Keep in mind that whie each medigap plan with the same letter must provide the same coverage, the price can vary greatly between different insurers. You can compare prices by using the Medigap Search tool at www.medicare.gov or at most state insurnce department sites which you can access through www.naic.org.
NOTE: For a fee ($99 in 2015), you can get a personalized report to help you choose from Weiss Medigap (www.weissmedigap.com )
The first step to determining which Medigap plan is best for you is similar to that in Health -- Evaluating Health Insurance Policies.
- What are your needs: what types of medical charges can you expect to incur with your condition? Statistically, how much can you estimate each charge will cost you per year?
- What is the balance between your needs and how much you can afford to spend each month in Medigap premiums?
Let's take a look at the benefits offered under the federal Medigap plans from the point of view of whether or not you would benefit from them:
Basic Benefits: Basic Benefits are included in all ten plans so when deciding which Medigap policy to choose, the choice generally relates mainly to how much you need the other coverages.
In-Patient Hospital Deductible: The Medicare Part A Hospital Deductible in 2015 is $1,260 per benefit period. If this is a concern, you can add it to the Basic Benefits and purchase Plan B, which is usually only slightly more expensive than Plan A.
Skilled Nursing Benefits: This coverage picks up the co-payments in a Skilled Nursing Facility if you remain confined for more than 20 days in a benefit period after satisfying the requirements described in Medicare -- Schedule of Benefits. For instance, this benefit only covers care in a Skilled Nursing Facility after a hospitalization. It does not cover custodial care. (If the odds are high that you will need custodial care in a Skilled Nursing Facility, consider whether you can qualify for Medicaid. See Medicaid.)

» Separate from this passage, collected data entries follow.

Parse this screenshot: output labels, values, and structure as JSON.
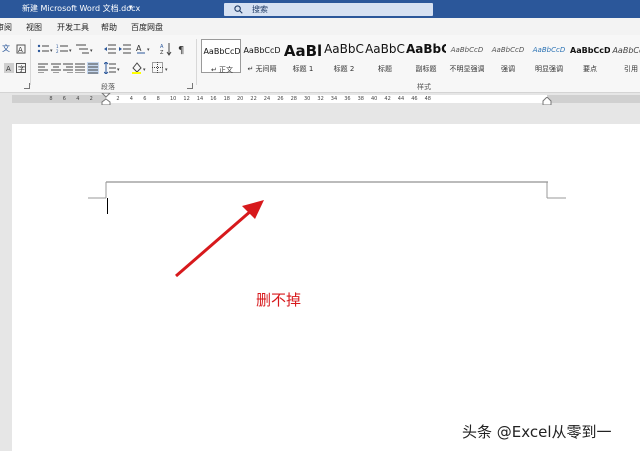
{
  "window": {
    "title": "新建 Microsoft Word 文档.docx",
    "title_caret": "▾",
    "search_placeholder": "搜索"
  },
  "menu_tabs": [
    "审阅",
    "视图",
    "开发工具",
    "帮助",
    "百度网盘"
  ],
  "ribbon": {
    "paragraph_group_label": "段落",
    "styles_group_label": "样式",
    "styles": [
      {
        "sample": "AaBbCcD",
        "name": "↵ 正文",
        "selected": true
      },
      {
        "sample": "AaBbCcD",
        "name": "↵ 无间隔"
      },
      {
        "sample": "AaBl",
        "name": "标题 1"
      },
      {
        "sample": "AaBbC",
        "name": "标题 2"
      },
      {
        "sample": "AaBbC",
        "name": "标题"
      },
      {
        "sample": "AaBbC",
        "name": "副标题"
      },
      {
        "sample": "AaBbCcD",
        "name": "不明显强调"
      },
      {
        "sample": "AaBbCcD",
        "name": "强调"
      },
      {
        "sample": "AaBbCcD",
        "name": "明显强调"
      },
      {
        "sample": "AaBbCcD",
        "name": "要点"
      },
      {
        "sample": "AaBbCcD",
        "name": "引用"
      }
    ]
  },
  "ruler": {
    "numbers": [
      "8",
      "6",
      "4",
      "2",
      "2",
      "4",
      "6",
      "8",
      "10",
      "12",
      "14",
      "16",
      "18",
      "20",
      "22",
      "24",
      "26",
      "28",
      "30",
      "32",
      "34",
      "36",
      "38",
      "40",
      "42",
      "44",
      "46",
      "48"
    ]
  },
  "document": {
    "annotation_text": "删不掉",
    "watermark_text": "头条 @Excel从零到一"
  },
  "colors": {
    "title_bar": "#2b579a",
    "annotation": "#d7191c"
  }
}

Foreign Travel: This benefit covers one of the areas that Medicare does not cover at all, care for an unexpected but non-life-threatening medical condition while traveling outside the United States. If you do not plan to travel outside the country much and do not need other benefits, then you might only need Plan B rather than more expensive Plan C which also which includes Skilled Nursing Benefits and Foreign Travel. Plan B generally costs less than Plan C. (You can also insure against this risk with a Travel Insurance policy when needed. See Travel Insurance Post Diagnosis.)

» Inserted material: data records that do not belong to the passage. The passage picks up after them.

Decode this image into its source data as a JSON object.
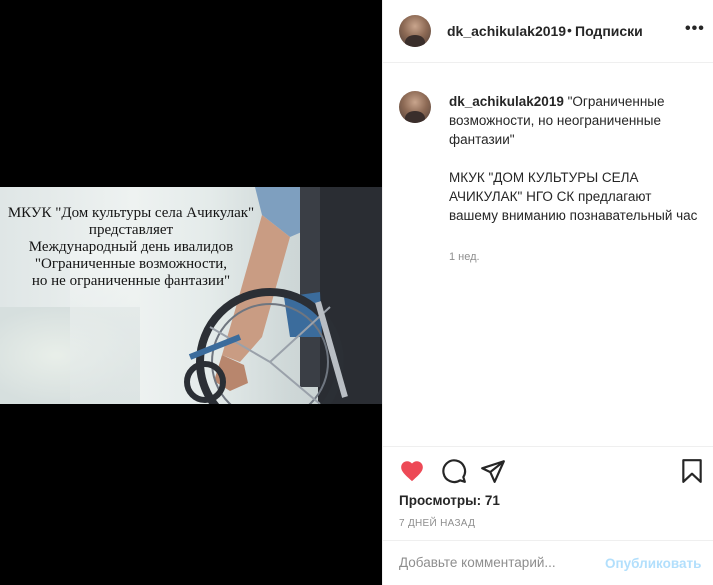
{
  "post": {
    "username": "dk_achikulak2019",
    "dot": "•",
    "follow_label": "Подписки",
    "more_label": "•••",
    "image_text": {
      "line1": "МКУК \"Дом культуры села Ачикулак\"",
      "line2": "представляет",
      "line3": "Международный день ивалидов",
      "line4": "\"Ограниченные возможности,",
      "line5": "но не ограниченные фантазии\""
    },
    "caption_username": "dk_achikulak2019",
    "caption_title": "\"Ограниченные возможности, но неограниченные фантазии\"",
    "caption_body": "МКУК \"ДОМ КУЛЬТУРЫ СЕЛА АЧИКУЛАК\" НГО СК предлагают вашему вниманию познавательный час",
    "time_ago": "1 нед.",
    "views_label": "Просмотры:",
    "views_count": "71",
    "date": "7 дней назад",
    "comment_placeholder": "Добавьте комментарий...",
    "publish_label": "Опубликовать"
  },
  "colors": {
    "heart": "#ed4956",
    "publish_disabled": "#b2dffc",
    "muted": "#8e8e8e"
  },
  "icons": [
    "heart-icon",
    "comment-icon",
    "share-icon",
    "bookmark-icon",
    "more-icon"
  ]
}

NOTE: As you can see from the chart in Medicare: Medigap Benefits, the above four benefits are each added to all plans from D to J.
Part B: Medical Deductible: While this could be a frequently used benefit, keep in mind the Part B deductible is $147 in 2015. Unless the cost to add this coverage is extremely low, the benefit may not be worth the premium. In the typical case with a serious health condition the benefit is close to the cost so it is not worth buying a Medigap plan just for this coverage. If you are only going to trade dollars with an insurance carrier, you may as well keep them in your pocket. If you don't have the need, you'll keep the money.

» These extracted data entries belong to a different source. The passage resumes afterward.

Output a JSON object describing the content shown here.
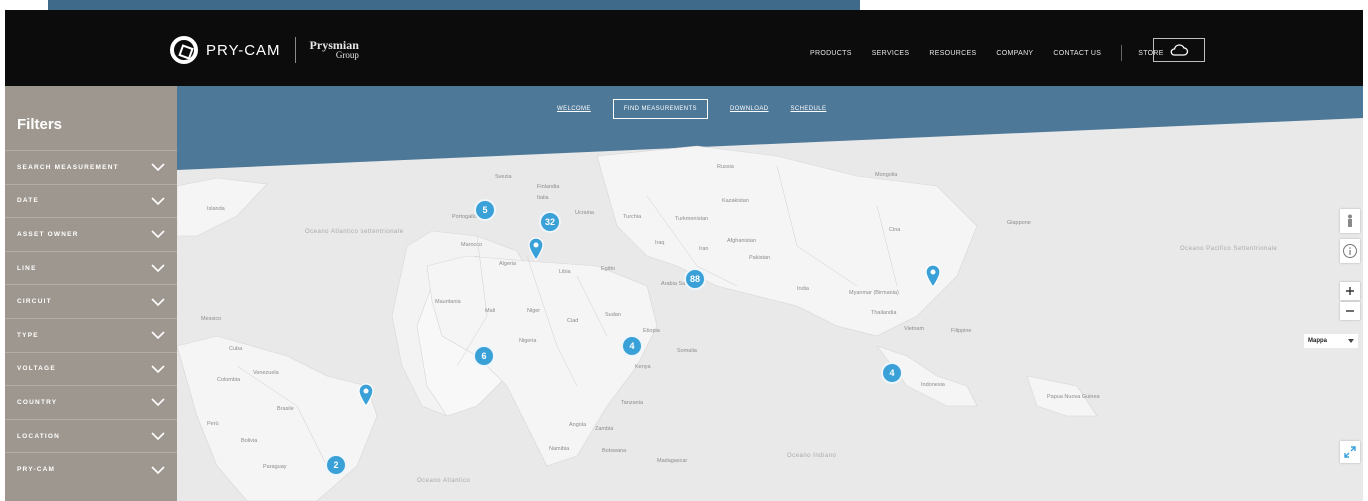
{
  "header": {
    "brand": "PRY-CAM",
    "group_line1": "Prysmian",
    "group_line2": "Group",
    "nav": [
      "PRODUCTS",
      "SERVICES",
      "RESOURCES",
      "COMPANY",
      "CONTACT US"
    ],
    "store": "STORE"
  },
  "sidebar": {
    "title": "Filters",
    "items": [
      "SEARCH MEASUREMENT",
      "DATE",
      "ASSET OWNER",
      "LINE",
      "CIRCUIT",
      "TYPE",
      "VOLTAGE",
      "COUNTRY",
      "LOCATION",
      "PRY-CAM"
    ]
  },
  "tabs": [
    "WELCOME",
    "FIND MEASUREMENTS",
    "DOWNLOAD",
    "SCHEDULE"
  ],
  "map": {
    "type_select": "Mappa",
    "clusters": [
      {
        "label": "5"
      },
      {
        "label": "32"
      },
      {
        "label": "88"
      },
      {
        "label": "4"
      },
      {
        "label": "6"
      },
      {
        "label": "4"
      },
      {
        "label": "2"
      }
    ],
    "ocean_labels": [
      "Oceano Atlantico settentrionale",
      "Oceano Pacifico Settentrionale",
      "Oceano Indiano",
      "Oceano Atlantico"
    ],
    "place_labels": [
      "Islanda",
      "Svezia",
      "Finlandia",
      "Russia",
      "Kazakistan",
      "Mongolia",
      "Portogallo",
      "Italia",
      "Ucraina",
      "Turchia",
      "Turkmenistan",
      "Marocco",
      "Algeria",
      "Libia",
      "Egitto",
      "Iraq",
      "Iran",
      "Afghanistan",
      "Pakistan",
      "Cina",
      "Giappone",
      "Arabia Saudita",
      "India",
      "Myanmar (Birmania)",
      "Thailandia",
      "Vietnam",
      "Filippine",
      "Mauritania",
      "Mali",
      "Niger",
      "Ciad",
      "Sudan",
      "Etiopia",
      "Nigeria",
      "Somalia",
      "Kenya",
      "Tanzania",
      "Angola",
      "Zambia",
      "Namibia",
      "Botswana",
      "Madagascar",
      "Indonesia",
      "Papua Nuova Guinea",
      "Brasile",
      "Perù",
      "Bolivia",
      "Paraguay",
      "Venezuela",
      "Colombia",
      "Messico",
      "Cuba"
    ]
  }
}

At-Home Recovery Care: This is another benefit for which it is worthwhile to compare cost to benefit since this is a limited benefit. In addition, the most expensive portions of home care (skilled nursing and an aide), are covered under Medicare itself. Also consider how frequently you would need this benefit.
Part B: Excess Charges. This is an important benefit if your primary caregivers do not accept Medicare assignment. See Medicare -- Claims -- Maximizing Your Benefits for a discussion of Medicare Assignment. If you want this coverage, it is advisable to compare the premium difference to the benefit when considering whether to choose 80% or 100% coverage.